The ensemble — percussionist Kahil El'Zabar, saxophonist Ernest "Khabeer" Dawkins and trumpeter Corey Wilkes — freely mixes various kinds of jazz with traditional African drumming and folk music.
Interestingly enough, these extremely original guys were never afraid
to wear their musical influences on their sleeves.
Just as an example, in one song Wilkes played a series of trumpet notes that would have seemed right at home in Miles Davis' Kind of Blue, while Dawkins blew some saxophone counterpoint that was derived from John Coltrane's A Love Supreme.

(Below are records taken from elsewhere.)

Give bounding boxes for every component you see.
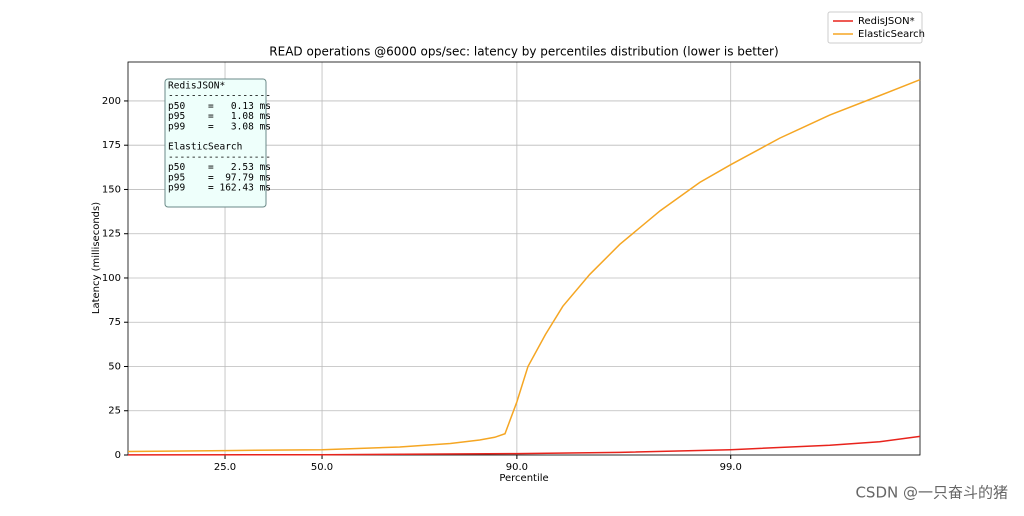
legend-label: RedisJSON* [858,16,915,27]
plot-frame [127,61,921,456]
y-tick-label: 0 [115,450,121,461]
annotation-line: ElasticSearch [168,142,242,153]
annotation-line: p99 = 3.08 ms [168,121,271,132]
x-tick-label: 50.0 [311,462,333,473]
y-tick-label: 125 [102,229,121,240]
annotation-line: p95 = 1.08 ms [168,111,271,122]
y-tick-label: 200 [102,96,121,107]
annotation-line: p95 = 97.79 ms [168,172,271,183]
annotation-box [164,78,267,208]
x-tick-label: 25.0 [214,462,236,473]
y-axis-label: Latency (milliseconds) [91,202,102,314]
annotation-line: ------------------ [168,91,271,102]
y-tick-label: 25 [108,406,121,417]
y-tick-label: 75 [108,317,121,328]
annotation-line: RedisJSON* [168,81,225,92]
annotation-line: p99 = 162.43 ms [168,183,271,194]
watermark: CSDN @一只奋斗的猪 [855,484,1008,502]
y-tick-label: 150 [102,184,121,195]
line-series [127,435,921,456]
legend-label: ElasticSearch [858,29,925,40]
annotation-line: p50 = 2.53 ms [168,162,271,173]
legend-box [827,11,923,44]
annotation-line: p50 = 0.13 ms [168,101,271,112]
annotation-line: ------------------ [168,152,271,163]
chart-title: READ operations @6000 ops/sec: latency b… [269,45,778,59]
y-tick-label: 100 [102,273,121,284]
line-series [127,79,921,453]
legend: RedisJSON* ElasticSearch [827,11,925,44]
y-tick-label: 50 [108,361,121,372]
x-tick-label: 90.0 [506,462,528,473]
y-tick-label: 175 [102,140,121,151]
x-axis-label: Percentile [499,473,548,484]
x-tick-label: 99.0 [720,462,742,473]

And just in case you missed the point about influence, the band followed with a song called "Ornette," a tribute to El'Zabar's hero, saxophonist Ornette Coleman. The tune included not only references to that great jazz master, but also some wonderful Love Supremesque chanting (of Coleman's name) near the end.
Clearly, you can get away with that kind of stuff (in art it's called
homage) when you're as original as Ethnic Heritage.
All the same, it's a credit to the group that this music always sounded original and organic, never derivative.
Formed in Chicago in 1976, Ethnic Heritage has featured various players over the years, but the group's center of gravity and spiritual inspiration has always been its founder, El'Zabar.
A veritable Energizer Bunny of jazz, El'Zabar played an amazing assortment of percussion instruments — always at full throttle — during the group's early set on Wednesday. He opened with a raucous drum-set solo, moved on to play a hand-held thumb piano and then sizzled on the African drums.
And El'Zabar never let you forget he was the leader. In most bands, drummers exist primarily to beat time. El'Zabar, however, was always at the center of attention and the creative process, singing, chanting, improvising — it was a marvel.
His band was equally impressive.
Dawkins, for example, not only played a mean sax but also enough rattles, whistles, whirling hoses and percussion instruments to fill a hardware store.
Wilkes, for his part, pulled off the most impressive musical trick of the evening, blowing a trumpet and a flugelhorn at the same time. Amazingly, the sound was actually quite beautiful.
So in all, it was a thrilling afternoon of music from a group that truly embodied the best of the Rochester fest's exotic eclecticism.